With these debugs enabled and filtered on the AP MAC address pay attention to the outputs as there may be some key indicators in there for what the reason the AP is not joining the WLC. Like this example below there was a country code mismatch which will look something like this:
Which leads me on nicely to what we can make sure is configured correctly on the WLC that will cause APs to not join:
- Regulatory domain
- If WLC and AP do not match regulatory domains AP will not join WLC
- Time & Date
- If the time and date is significantly out on either the WLC or the AP will not join the WLC
- Licenses
- If the WLC is not licensed/ does not have enough licenses AP will not join the WLC – check you have the right amount available to how many APs should be on the WLC
- Add AP to security policy on
WLC
- Recently I had this issue where a 1562i would not connect to the WLC even though everything configured the same as a 3802i connecting on a different port. I added the MAC address to the security policy on the WLC and it successfully joined!
Ok so lets move onto DHCP.
- Check to make sure that the
DHCP scope has not ran out of leases.
- I have had this issue before
when upgrading code on the WLC and APs rebooting or going off to join
secondary WLC whilst primary is rebooting and then coming back and there
not being enough DHCP leases left.
- In this situation now what I do is shut down the AP VLANs on the switches to contain the APs during the upgrade.
- Is your option 43 HEX
correct?
- I would definitely recommend checking this especially if you did not actually enter it yourself – I have seen in the past a customer who I sent a correct option 43 HEX string somehow had managed to change the HEX string so AP was trying to translate a different IP address for the WLC!
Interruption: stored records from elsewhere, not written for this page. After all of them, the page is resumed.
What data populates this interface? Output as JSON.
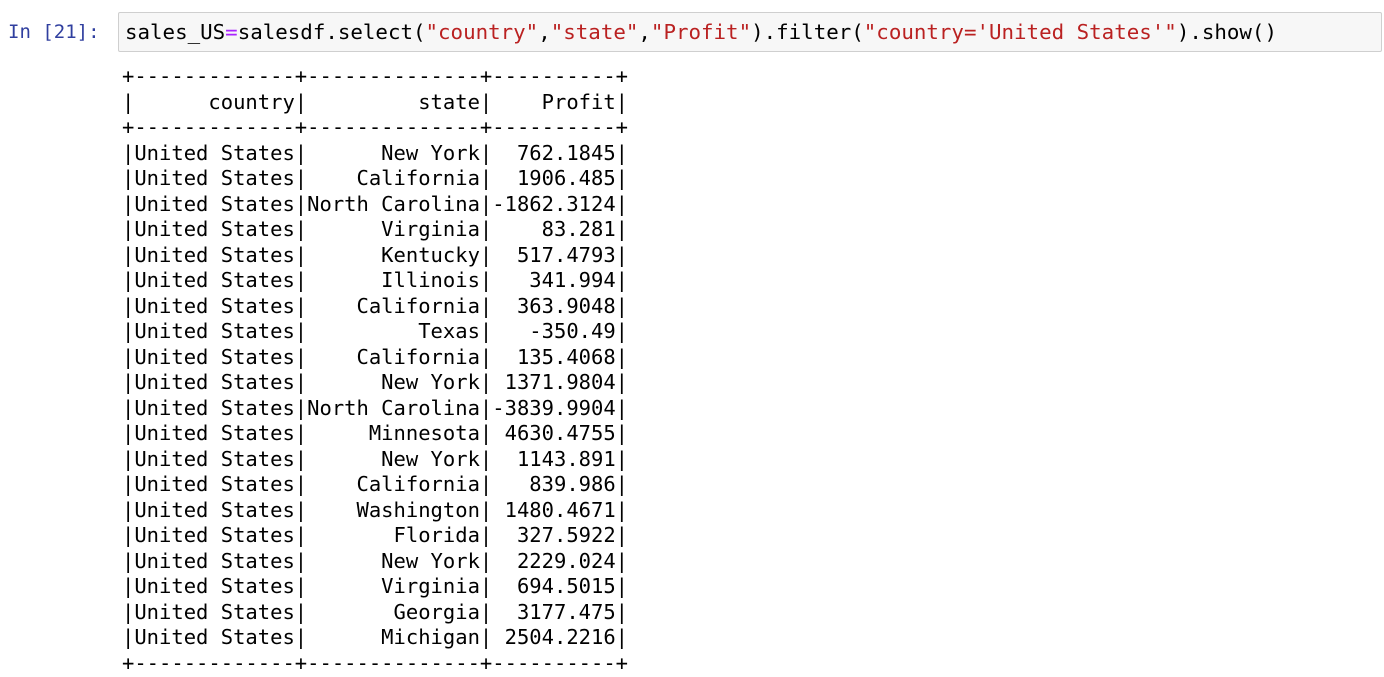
{
  "prompt": "In [21]:",
  "code": {
    "tokens": [
      {
        "text": "sales_US",
        "color": "#000000"
      },
      {
        "text": "=",
        "color": "#aa22ff"
      },
      {
        "text": "salesdf.select(",
        "color": "#000000"
      },
      {
        "text": "\"country\"",
        "color": "#ba2121"
      },
      {
        "text": ",",
        "color": "#000000"
      },
      {
        "text": "\"state\"",
        "color": "#ba2121"
      },
      {
        "text": ",",
        "color": "#000000"
      },
      {
        "text": "\"Profit\"",
        "color": "#ba2121"
      },
      {
        "text": ").filter(",
        "color": "#000000"
      },
      {
        "text": "\"country='United States'\"",
        "color": "#ba2121"
      },
      {
        "text": ").show()",
        "color": "#000000"
      }
    ]
  },
  "output": {
    "border": "+-------------+--------------+----------+",
    "header": "|      country|         state|    Profit|",
    "rows": [
      "|United States|      New York|  762.1845|",
      "|United States|    California|  1906.485|",
      "|United States|North Carolina|-1862.3124|",
      "|United States|      Virginia|    83.281|",
      "|United States|      Kentucky|  517.4793|",
      "|United States|      Illinois|   341.994|",
      "|United States|    California|  363.9048|",
      "|United States|         Texas|   -350.49|",
      "|United States|    California|  135.4068|",
      "|United States|      New York| 1371.9804|",
      "|United States|North Carolina|-3839.9904|",
      "|United States|     Minnesota| 4630.4755|",
      "|United States|      New York|  1143.891|",
      "|United States|    California|   839.986|",
      "|United States|    Washington| 1480.4671|",
      "|United States|       Florida|  327.5922|",
      "|United States|      New York|  2229.024|",
      "|United States|      Virginia|  694.5015|",
      "|United States|       Georgia|  3177.475|",
      "|United States|      Michigan| 2504.2216|"
    ]
  }
}
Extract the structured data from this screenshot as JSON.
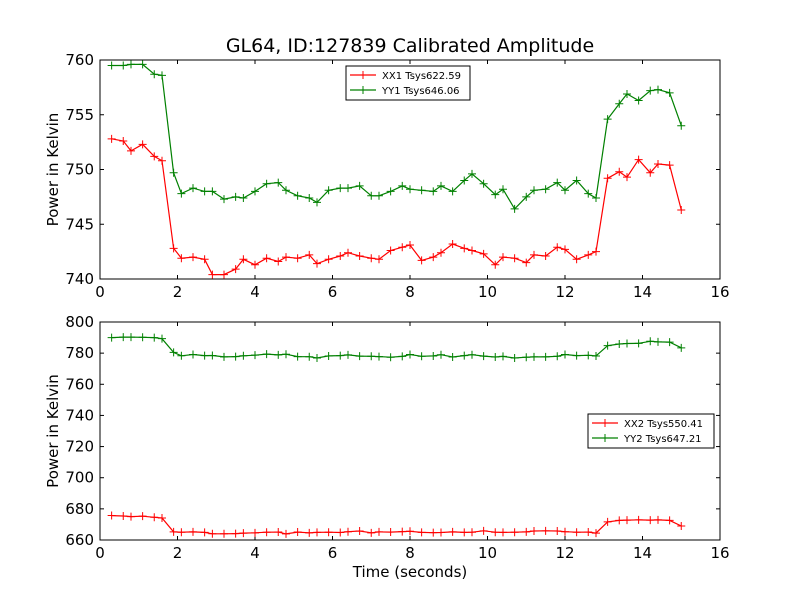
{
  "figure": {
    "title": "GL64, ID:127839 Calibrated Amplitude"
  },
  "chart_data": [
    {
      "type": "line",
      "title": "GL64, ID:127839 Calibrated Amplitude",
      "xlabel": "",
      "ylabel": "Power in Kelvin",
      "xlim": [
        0,
        16
      ],
      "ylim": [
        740,
        760
      ],
      "xticks": [
        "0",
        "2",
        "4",
        "6",
        "8",
        "10",
        "12",
        "14",
        "16"
      ],
      "yticks": [
        "740",
        "745",
        "750",
        "755",
        "760"
      ],
      "grid": false,
      "legend_position": "top-center",
      "x": [
        0.3,
        0.6,
        0.8,
        1.1,
        1.4,
        1.6,
        1.9,
        2.1,
        2.4,
        2.7,
        2.9,
        3.2,
        3.5,
        3.7,
        4.0,
        4.3,
        4.6,
        4.8,
        5.1,
        5.4,
        5.6,
        5.9,
        6.2,
        6.4,
        6.7,
        7.0,
        7.2,
        7.5,
        7.8,
        8.0,
        8.3,
        8.6,
        8.8,
        9.1,
        9.4,
        9.6,
        9.9,
        10.2,
        10.4,
        10.7,
        11.0,
        11.2,
        11.5,
        11.8,
        12.0,
        12.3,
        12.6,
        12.8,
        13.1,
        13.4,
        13.6,
        13.9,
        14.2,
        14.4,
        14.7,
        15.0
      ],
      "series": [
        {
          "name": "XX1 Tsys622.59",
          "color": "#ff0000",
          "values": [
            752.8,
            752.6,
            751.7,
            752.3,
            751.2,
            750.8,
            742.8,
            741.9,
            742.0,
            741.8,
            740.4,
            740.4,
            740.9,
            741.8,
            741.3,
            741.9,
            741.6,
            742.0,
            741.9,
            742.2,
            741.4,
            741.8,
            742.1,
            742.4,
            742.1,
            741.9,
            741.8,
            742.6,
            742.9,
            743.1,
            741.7,
            742.0,
            742.4,
            743.2,
            742.8,
            742.6,
            742.3,
            741.3,
            742.0,
            741.9,
            741.5,
            742.2,
            742.1,
            742.9,
            742.7,
            741.8,
            742.2,
            742.5,
            749.2,
            749.8,
            749.3,
            750.9,
            749.7,
            750.5,
            750.4,
            746.3
          ]
        },
        {
          "name": "YY1 Tsys646.06",
          "color": "#008000",
          "values": [
            759.5,
            759.5,
            759.6,
            759.6,
            758.7,
            758.6,
            749.7,
            747.8,
            748.3,
            748.0,
            748.0,
            747.3,
            747.5,
            747.4,
            748.0,
            748.7,
            748.8,
            748.1,
            747.6,
            747.4,
            747.0,
            748.1,
            748.3,
            748.3,
            748.5,
            747.6,
            747.6,
            748.0,
            748.5,
            748.2,
            748.1,
            748.0,
            748.5,
            748.0,
            749.0,
            749.6,
            748.7,
            747.7,
            748.2,
            746.4,
            747.5,
            748.1,
            748.2,
            748.8,
            748.1,
            749.0,
            747.8,
            747.4,
            754.6,
            756.0,
            756.9,
            756.3,
            757.2,
            757.3,
            757.0,
            754.0
          ]
        }
      ]
    },
    {
      "type": "line",
      "title": "",
      "xlabel": "Time (seconds)",
      "ylabel": "Power in Kelvin",
      "xlim": [
        0,
        16
      ],
      "ylim": [
        660,
        800
      ],
      "xticks": [
        "0",
        "2",
        "4",
        "6",
        "8",
        "10",
        "12",
        "14",
        "16"
      ],
      "yticks": [
        "660",
        "680",
        "700",
        "720",
        "740",
        "760",
        "780",
        "800"
      ],
      "grid": false,
      "legend_position": "center-right",
      "x": [
        0.3,
        0.6,
        0.8,
        1.1,
        1.4,
        1.6,
        1.9,
        2.1,
        2.4,
        2.7,
        2.9,
        3.2,
        3.5,
        3.7,
        4.0,
        4.3,
        4.6,
        4.8,
        5.1,
        5.4,
        5.6,
        5.9,
        6.2,
        6.4,
        6.7,
        7.0,
        7.2,
        7.5,
        7.8,
        8.0,
        8.3,
        8.6,
        8.8,
        9.1,
        9.4,
        9.6,
        9.9,
        10.2,
        10.4,
        10.7,
        11.0,
        11.2,
        11.5,
        11.8,
        12.0,
        12.3,
        12.6,
        12.8,
        13.1,
        13.4,
        13.6,
        13.9,
        14.2,
        14.4,
        14.7,
        15.0
      ],
      "series": [
        {
          "name": "XX2 Tsys550.41",
          "color": "#ff0000",
          "values": [
            675.7,
            675.4,
            675.0,
            675.3,
            674.6,
            674.1,
            665.2,
            665.0,
            665.2,
            664.9,
            664.0,
            664.0,
            664.1,
            664.4,
            664.6,
            665.0,
            665.1,
            663.9,
            665.1,
            664.6,
            664.9,
            665.0,
            664.8,
            665.3,
            665.8,
            664.6,
            665.2,
            665.1,
            665.4,
            665.6,
            664.9,
            664.7,
            664.8,
            665.2,
            664.9,
            665.0,
            665.9,
            665.0,
            664.9,
            665.0,
            665.2,
            665.8,
            665.9,
            665.8,
            665.3,
            665.0,
            665.1,
            664.4,
            671.6,
            672.6,
            672.8,
            672.9,
            672.8,
            672.9,
            672.6,
            669.0
          ]
        },
        {
          "name": "YY2 Tsys647.21",
          "color": "#008000",
          "values": [
            790.0,
            790.3,
            790.3,
            790.2,
            790.0,
            789.3,
            780.5,
            778.3,
            779.1,
            778.4,
            778.5,
            777.6,
            777.8,
            778.3,
            778.7,
            779.4,
            778.9,
            779.3,
            777.8,
            777.7,
            776.9,
            778.2,
            778.4,
            778.9,
            778.1,
            778.0,
            777.8,
            777.4,
            777.9,
            779.1,
            778.0,
            778.2,
            779.0,
            777.5,
            778.4,
            779.0,
            778.1,
            777.5,
            777.9,
            776.9,
            777.4,
            777.6,
            777.6,
            778.0,
            779.1,
            778.4,
            778.6,
            778.2,
            784.8,
            785.9,
            786.2,
            786.3,
            787.6,
            787.2,
            787.1,
            783.4
          ]
        }
      ]
    }
  ]
}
- I have had this issue before
when upgrading code on the WLC and APs rebooting or going off to join
secondary WLC whilst primary is rebooting and then coming back and there
not being enough DHCP leases left.
- Slight curve ball here but
still kind of relates to DHCP opt 43.
- Recently I was upgrading a customers WLAN from a single WLC2504 and old 1142 APs to new WLC5520s and 2802 APs. Option 43 was configured correctly (I double checked) – Turned AP on and could not see it trying to join the new WLC. What happened was DNS was configured to point to the old current WLC2504 so AP was joining that one instead of the new WLC5520! Something for you guys to bear in mind if you are ever in a similar scenario 🙂
Last but not least – the firewall:
- Make sure capwap ports are
allowed through the firewall
- Capwap ports = 5246-5247 and the protocol is UDP
So that is it – my checklist of what I do if APs are not joining the WLC – I hope this post is useful for you guys!
3 Responses
Here’s a Ninja tip I used all the time when testing problems like this:
– Ensure SSH is enabled for your AP’s.
– SSH into your problem AP (in between boot sequences)
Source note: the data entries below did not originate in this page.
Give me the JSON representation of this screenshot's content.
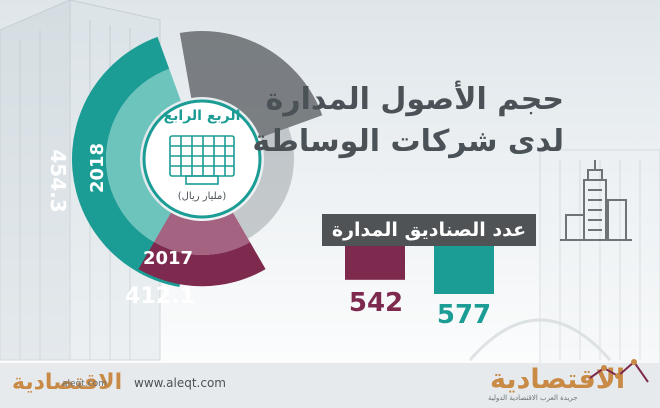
{
  "headline": {
    "line1": "حجم الأصول المدارة",
    "line2": "لدى شركات الوساطة"
  },
  "quarter_label": "الربع الرابع",
  "unit_label": "(مليار ريال)",
  "funds_label": "عدد الصناديق المدارة",
  "footer": {
    "website": "www.aleqt.com",
    "logo_text": "الاقتصادية",
    "logo_small_text": "الاقتصادية",
    "logo_small_caption": "aleqt.com",
    "logo_sub": "جريدة العرب الاقتصادية الدولية"
  },
  "colors": {
    "teal": "#1b9c94",
    "teal_light": "#6cc4bd",
    "maroon": "#7e2a4e",
    "maroon_light": "#a46380",
    "gray": "#565a5e",
    "logo": "#c98a46"
  },
  "chart_data": [
    {
      "type": "pie",
      "title": "حجم الأصول المدارة لدى شركات الوساطة",
      "subtitle": "الربع الرابع (مليار ريال)",
      "categories": [
        "2018",
        "2017"
      ],
      "values": [
        454.3,
        412.1
      ],
      "value_labels": [
        "454.3",
        "412.1"
      ]
    },
    {
      "type": "bar",
      "title": "عدد الصناديق المدارة",
      "categories": [
        "2017",
        "2018"
      ],
      "values": [
        542,
        577
      ],
      "value_labels": [
        "542",
        "577"
      ]
    }
  ]
}
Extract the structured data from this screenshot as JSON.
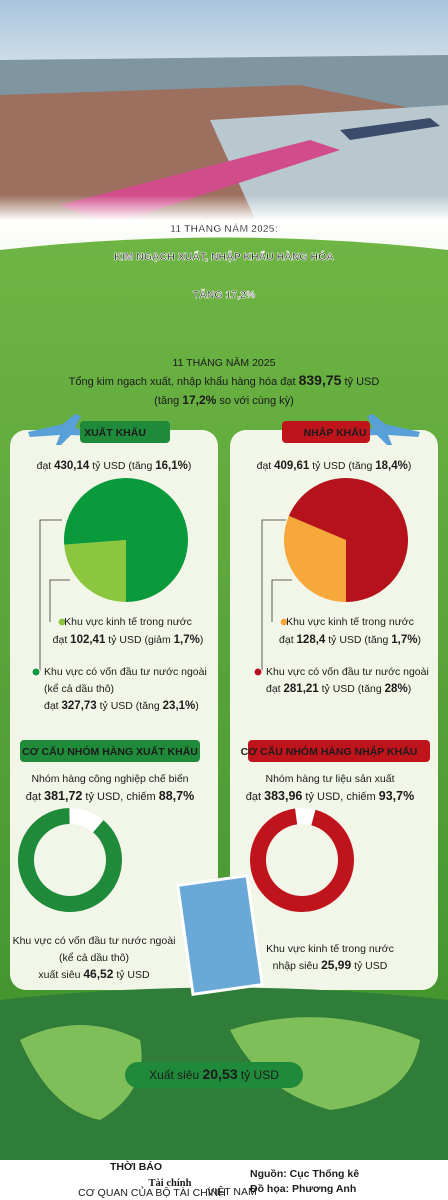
{
  "header": {
    "title_lines": [
      "11 THÁNG NĂM 2025:",
      "KIM NGẠCH XUẤT, NHẬP KHẨU HÀNG HÓA",
      "TĂNG 17,2%"
    ]
  },
  "summary": {
    "period": "11 THÁNG NĂM 2025",
    "total": [
      "Tổng kim ngạch xuất, nhập khẩu hàng hóa đạt ",
      "839,75",
      " tỷ USD"
    ],
    "growth": [
      "(tăng ",
      "17,2%",
      " so với cùng kỳ)"
    ]
  },
  "export": {
    "label": "XUẤT KHẨU",
    "total": [
      "đạt ",
      "430,14",
      " tỷ USD (tăng ",
      "16,1%",
      ")"
    ],
    "pie": {
      "values": [
        102.41,
        327.73
      ],
      "colors": [
        "#8cc63f",
        "#0a9a3c"
      ]
    },
    "domestic": {
      "name": "Khu vực kinh tế trong nước",
      "text": [
        "đạt ",
        "102,41",
        " tỷ USD (giảm ",
        "1,7%",
        ")"
      ]
    },
    "fdi": {
      "lines": [
        "Khu vực có vốn đầu tư nước ngoài",
        "(kể cả dầu thô)"
      ],
      "text": [
        "đạt ",
        "327,73",
        " tỷ USD (tăng ",
        "23,1%",
        ")"
      ]
    },
    "structure": {
      "label": "CƠ CẤU NHÓM HÀNG XUẤT KHẨU",
      "group": "Nhóm hàng công nghiệp chế biến",
      "text": [
        "đạt ",
        "381,72",
        " tỷ USD, chiếm ",
        "88,7%"
      ],
      "share": 88.7,
      "color": "#1f8a3a"
    },
    "balance": {
      "lines": [
        "Khu vực có vốn đầu tư nước ngoài",
        "(kể cả dầu thô)"
      ],
      "text": [
        "xuất siêu ",
        "46,52",
        " tỷ USD"
      ]
    }
  },
  "import": {
    "label": "NHẬP KHẨU",
    "total": [
      "đạt ",
      "409,61",
      " tỷ USD (tăng ",
      "18,4%",
      ")"
    ],
    "pie": {
      "values": [
        128.4,
        281.21
      ],
      "colors": [
        "#f7a83a",
        "#b5121b"
      ]
    },
    "domestic": {
      "name": "Khu vực kinh tế trong nước",
      "text": [
        "đạt ",
        "128,4",
        " tỷ USD (tăng ",
        "1,7%",
        ")"
      ]
    },
    "fdi": {
      "lines": [
        "Khu vực có vốn đầu tư nước ngoài"
      ],
      "text": [
        "đạt ",
        "281,21",
        " tỷ USD (tăng ",
        "28%",
        ")"
      ]
    },
    "structure": {
      "label": "CƠ CẤU NHÓM HÀNG NHẬP KHẨU",
      "group": "Nhóm hàng tư liệu sản xuất",
      "text": [
        "đạt ",
        "383,96",
        " tỷ USD, chiếm ",
        "93,7%"
      ],
      "share": 93.7,
      "color": "#c0141c"
    },
    "balance": {
      "lines": [
        "Khu vực kinh tế trong nước"
      ],
      "text": [
        "nhập siêu ",
        "25,99",
        " tỷ USD"
      ]
    }
  },
  "trade_surplus": [
    "Xuất siêu ",
    "20,53",
    " tỷ USD"
  ],
  "footer": {
    "brand_small": "THỜI BÁO",
    "brand": "Tài chính",
    "brand_sub": "VIỆT NAM",
    "tagline": "CƠ QUAN CỦA BỘ TÀI CHÍNH",
    "source": "Nguồn: Cục Thống kê",
    "credit": "Đồ họa: Phương Anh"
  }
}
– Set up your capwap debugs / packet captures etc
– From the AP CLI, use the hidden command “test capwap restart” which will restart the CAPWAP process
Saves you waiting around for AP reboots when you are troubleshooting such problems.
Enjoy!
Thanks Ash – can always rely on you for some amazing tips! 🙂
You also need to to enable Dynamic AP Manager on the interface through which the APs would join.